New CMA President Champions Values Central to MRBC’s Mission
- 4 days ago
- 3 min read

After being elected as president-elect in 2024, Dr. Boluwaji Ogunyemi assumed his role as President of the Canadian Medical Association on May 29, 2026. Despite being only 39 years old—one of the youngest individuals ever to lead the CMA—he brings a distinguished record of clinical practice, leadership, and advocacy.
His family immigrated from Nigeria and settled in Newfoundland. After completing an honours double major in Medical Sciences and Sociology at Western University, he returned to Newfoundland to attend medical school, where he served as president of the Medical School Society. He then completed a dermatology residency at the University of British Columbia, where he was named Chief Resident, before once again returning to Newfoundland to establish his practice.
Every few months, Dr. Ogunyemi makes the 2,000-kilometre journey from St. John’s to Wabush in western Labrador to provide dermatology clinics for the approximately 10,000 residents of the region. His outreach clinic remains the only source of dermatologic care available to the people living in this remote area.
Dr. Ogunyemi’s undergraduate studies in sociology helped shape much of his subsequent work. He served as the inaugural Assistant Dean of Social Accountability at Memorial University and completed a Fellowship in Health Systems Improvement through the Alberta School of Public Health. He has served on the board of Canadian Doctors for Medicare and was recognized with the CMA Award for Young Leaders. His leadership and advocacy in health equity, Indigenous health, community engagement, and global health led to his being named a Changemaker by The Globe and Mail’s Report on Business Magazine.
Among Dr. Ogunyemi’s notable observations are: “Understanding the science is crucial in medicine, but it’s not enough. We also need to understand context—social, historical and systemic—to apply our knowledge in ways that best serve patients,” and “Technology alone isn’t a magic bullet for closing gaps, particularly for underserved communities. Equity has to be built into how we innovate.”
Dr. Ogunyemi’s focus on health equity, social accountability, service to underserved communities, community partnership, and purposeful innovation resonates strongly with the values that underpin Med Response BC. Like Dr. Ogunyemi, MRBC believes that geography should not determine health outcomes and that innovation must be intentionally designed to reduce inequities rather than inadvertently reinforce them.
These principles are reflected in MRBC’s work to develop physician-led interprofessional prehospital and retrieval medicine services focused on rural, remote, and Indigenous communities across British Columbia. By bringing tertiary-level critical care closer to patients and supporting local healthcare teams, MRBC seeks to improve access to timely, high-quality care for communities that have historically faced significant barriers due to distance, geography, and limited healthcare resources.

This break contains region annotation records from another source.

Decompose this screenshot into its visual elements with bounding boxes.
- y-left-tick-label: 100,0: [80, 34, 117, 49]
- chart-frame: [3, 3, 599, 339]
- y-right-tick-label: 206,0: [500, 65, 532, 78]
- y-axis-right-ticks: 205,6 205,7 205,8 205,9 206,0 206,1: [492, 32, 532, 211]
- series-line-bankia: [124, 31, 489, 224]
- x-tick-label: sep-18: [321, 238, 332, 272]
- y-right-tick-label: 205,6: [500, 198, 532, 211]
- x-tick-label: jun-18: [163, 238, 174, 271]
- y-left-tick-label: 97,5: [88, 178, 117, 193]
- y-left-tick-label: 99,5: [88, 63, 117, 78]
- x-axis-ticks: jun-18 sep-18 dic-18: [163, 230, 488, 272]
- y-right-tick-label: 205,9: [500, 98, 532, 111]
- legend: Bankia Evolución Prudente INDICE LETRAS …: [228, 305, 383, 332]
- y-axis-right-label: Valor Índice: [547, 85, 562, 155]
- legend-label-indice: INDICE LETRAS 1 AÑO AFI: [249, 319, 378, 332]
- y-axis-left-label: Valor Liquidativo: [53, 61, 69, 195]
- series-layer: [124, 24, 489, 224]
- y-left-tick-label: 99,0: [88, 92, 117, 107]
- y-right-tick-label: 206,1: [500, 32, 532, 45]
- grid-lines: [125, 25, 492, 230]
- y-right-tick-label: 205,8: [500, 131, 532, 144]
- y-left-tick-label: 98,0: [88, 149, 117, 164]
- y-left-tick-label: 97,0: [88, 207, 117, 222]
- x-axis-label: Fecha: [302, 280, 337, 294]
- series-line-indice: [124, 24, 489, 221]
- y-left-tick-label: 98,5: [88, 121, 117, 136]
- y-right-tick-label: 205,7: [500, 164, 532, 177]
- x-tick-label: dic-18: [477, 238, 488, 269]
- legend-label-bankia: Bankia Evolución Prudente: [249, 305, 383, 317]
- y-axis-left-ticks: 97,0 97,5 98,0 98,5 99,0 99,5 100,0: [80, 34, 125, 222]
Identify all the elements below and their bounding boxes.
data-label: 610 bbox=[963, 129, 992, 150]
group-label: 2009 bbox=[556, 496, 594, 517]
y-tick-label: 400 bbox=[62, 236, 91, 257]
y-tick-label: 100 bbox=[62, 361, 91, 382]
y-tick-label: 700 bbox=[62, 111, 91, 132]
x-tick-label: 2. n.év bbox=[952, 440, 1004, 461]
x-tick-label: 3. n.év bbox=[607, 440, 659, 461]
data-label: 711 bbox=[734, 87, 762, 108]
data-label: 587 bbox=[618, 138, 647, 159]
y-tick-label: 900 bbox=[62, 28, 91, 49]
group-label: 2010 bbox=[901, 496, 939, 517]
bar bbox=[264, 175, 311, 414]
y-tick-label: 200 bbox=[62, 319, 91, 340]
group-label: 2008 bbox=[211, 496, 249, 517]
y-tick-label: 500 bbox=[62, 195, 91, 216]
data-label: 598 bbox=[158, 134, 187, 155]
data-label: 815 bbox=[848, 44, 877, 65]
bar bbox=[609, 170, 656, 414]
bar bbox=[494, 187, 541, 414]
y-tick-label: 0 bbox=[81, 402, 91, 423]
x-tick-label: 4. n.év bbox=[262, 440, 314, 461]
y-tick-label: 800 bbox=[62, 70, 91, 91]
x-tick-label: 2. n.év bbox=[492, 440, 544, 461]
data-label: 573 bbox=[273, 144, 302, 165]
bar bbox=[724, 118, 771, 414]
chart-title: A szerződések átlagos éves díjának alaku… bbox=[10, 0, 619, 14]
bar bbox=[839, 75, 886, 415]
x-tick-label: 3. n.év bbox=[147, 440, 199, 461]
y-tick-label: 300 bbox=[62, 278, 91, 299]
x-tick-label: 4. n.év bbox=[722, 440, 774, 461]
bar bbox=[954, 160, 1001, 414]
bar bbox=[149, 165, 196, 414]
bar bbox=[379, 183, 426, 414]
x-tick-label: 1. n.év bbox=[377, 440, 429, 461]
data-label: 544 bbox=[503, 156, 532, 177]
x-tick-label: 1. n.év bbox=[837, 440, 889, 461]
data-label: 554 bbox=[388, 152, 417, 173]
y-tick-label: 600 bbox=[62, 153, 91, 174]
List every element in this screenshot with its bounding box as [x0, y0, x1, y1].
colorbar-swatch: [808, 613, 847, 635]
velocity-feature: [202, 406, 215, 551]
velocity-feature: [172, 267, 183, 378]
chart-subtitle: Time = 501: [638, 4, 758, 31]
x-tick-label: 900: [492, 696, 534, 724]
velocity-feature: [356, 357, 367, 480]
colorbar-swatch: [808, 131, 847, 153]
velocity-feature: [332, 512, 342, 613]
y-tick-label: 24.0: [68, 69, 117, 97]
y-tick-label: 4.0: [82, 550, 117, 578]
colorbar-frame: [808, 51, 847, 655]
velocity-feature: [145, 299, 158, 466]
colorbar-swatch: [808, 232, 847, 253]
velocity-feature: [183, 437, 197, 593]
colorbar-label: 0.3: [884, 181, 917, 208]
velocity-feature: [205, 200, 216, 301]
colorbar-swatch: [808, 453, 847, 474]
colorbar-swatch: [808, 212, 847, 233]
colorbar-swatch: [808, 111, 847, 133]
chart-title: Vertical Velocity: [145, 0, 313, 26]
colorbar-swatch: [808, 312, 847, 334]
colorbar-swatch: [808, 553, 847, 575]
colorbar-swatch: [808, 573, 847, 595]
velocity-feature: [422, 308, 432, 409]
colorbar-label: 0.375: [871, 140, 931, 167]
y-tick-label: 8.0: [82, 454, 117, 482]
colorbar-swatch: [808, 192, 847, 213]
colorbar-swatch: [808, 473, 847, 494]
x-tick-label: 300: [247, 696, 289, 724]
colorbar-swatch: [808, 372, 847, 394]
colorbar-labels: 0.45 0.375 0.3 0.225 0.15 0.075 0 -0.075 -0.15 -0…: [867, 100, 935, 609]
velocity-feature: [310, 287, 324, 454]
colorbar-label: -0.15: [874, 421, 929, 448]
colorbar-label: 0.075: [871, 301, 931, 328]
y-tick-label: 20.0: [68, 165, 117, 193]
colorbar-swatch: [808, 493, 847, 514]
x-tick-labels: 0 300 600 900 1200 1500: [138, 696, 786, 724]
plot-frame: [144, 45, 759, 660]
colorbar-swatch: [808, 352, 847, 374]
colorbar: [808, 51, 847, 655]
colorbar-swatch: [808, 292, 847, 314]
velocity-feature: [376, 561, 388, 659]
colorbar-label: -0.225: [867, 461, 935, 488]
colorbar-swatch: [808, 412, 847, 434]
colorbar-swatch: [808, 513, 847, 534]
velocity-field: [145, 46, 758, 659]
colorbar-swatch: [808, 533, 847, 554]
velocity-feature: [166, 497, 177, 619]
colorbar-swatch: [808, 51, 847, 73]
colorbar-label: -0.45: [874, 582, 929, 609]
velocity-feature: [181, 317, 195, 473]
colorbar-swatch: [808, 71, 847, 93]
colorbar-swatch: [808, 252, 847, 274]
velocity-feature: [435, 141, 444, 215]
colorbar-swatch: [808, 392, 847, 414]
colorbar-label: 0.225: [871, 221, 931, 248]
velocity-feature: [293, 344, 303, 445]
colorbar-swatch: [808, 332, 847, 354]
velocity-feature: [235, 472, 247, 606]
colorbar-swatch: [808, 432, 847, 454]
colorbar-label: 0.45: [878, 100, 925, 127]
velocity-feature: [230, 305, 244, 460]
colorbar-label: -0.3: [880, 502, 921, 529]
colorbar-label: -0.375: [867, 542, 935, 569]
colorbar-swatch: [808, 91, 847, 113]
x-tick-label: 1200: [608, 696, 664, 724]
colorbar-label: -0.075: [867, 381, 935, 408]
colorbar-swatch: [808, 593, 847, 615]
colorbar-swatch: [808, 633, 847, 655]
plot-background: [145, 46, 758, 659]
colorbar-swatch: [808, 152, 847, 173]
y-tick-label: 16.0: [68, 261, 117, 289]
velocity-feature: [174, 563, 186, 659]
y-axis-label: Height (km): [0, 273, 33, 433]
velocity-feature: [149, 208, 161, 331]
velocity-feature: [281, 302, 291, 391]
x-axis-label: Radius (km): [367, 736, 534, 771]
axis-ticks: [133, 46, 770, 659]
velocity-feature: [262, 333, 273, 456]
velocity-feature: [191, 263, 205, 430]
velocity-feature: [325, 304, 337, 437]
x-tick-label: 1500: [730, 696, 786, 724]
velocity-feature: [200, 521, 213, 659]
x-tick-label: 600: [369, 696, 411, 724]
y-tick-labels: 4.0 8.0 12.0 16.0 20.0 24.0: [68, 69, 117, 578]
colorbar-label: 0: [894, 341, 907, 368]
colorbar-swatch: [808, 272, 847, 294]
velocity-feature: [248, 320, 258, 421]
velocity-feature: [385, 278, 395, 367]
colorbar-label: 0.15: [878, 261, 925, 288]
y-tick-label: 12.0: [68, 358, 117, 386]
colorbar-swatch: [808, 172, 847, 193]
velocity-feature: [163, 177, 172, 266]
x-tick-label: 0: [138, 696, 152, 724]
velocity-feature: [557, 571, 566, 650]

They are also reflected in how MRBC is being built. Rather than developing a system solely from an urban perspective, MRBC has engaged rural physicians, Indigenous leaders, patients, families, transport clinicians, health system partners, and international experts in prehospital and retrieval medicine throughout its development. This commitment to community-informed innovation recognizes that sustainable solutions are most effective when they are shaped by the people and communities they are intended to serve.
MRBC is also working to establish a learning health system in which clinical outcomes, patient experiences, operational data, and community feedback continuously inform service improvement. This approach reflects a commitment not only to delivering care, but to continually learning how to deliver it better.
As Dr. Ogunyemi has observed, “Equity has to be built into how we innovate.” For MRBC, that principle is not simply an aspiration—it is a foundational commitment that guides its strategy, partnerships, and vision for the future.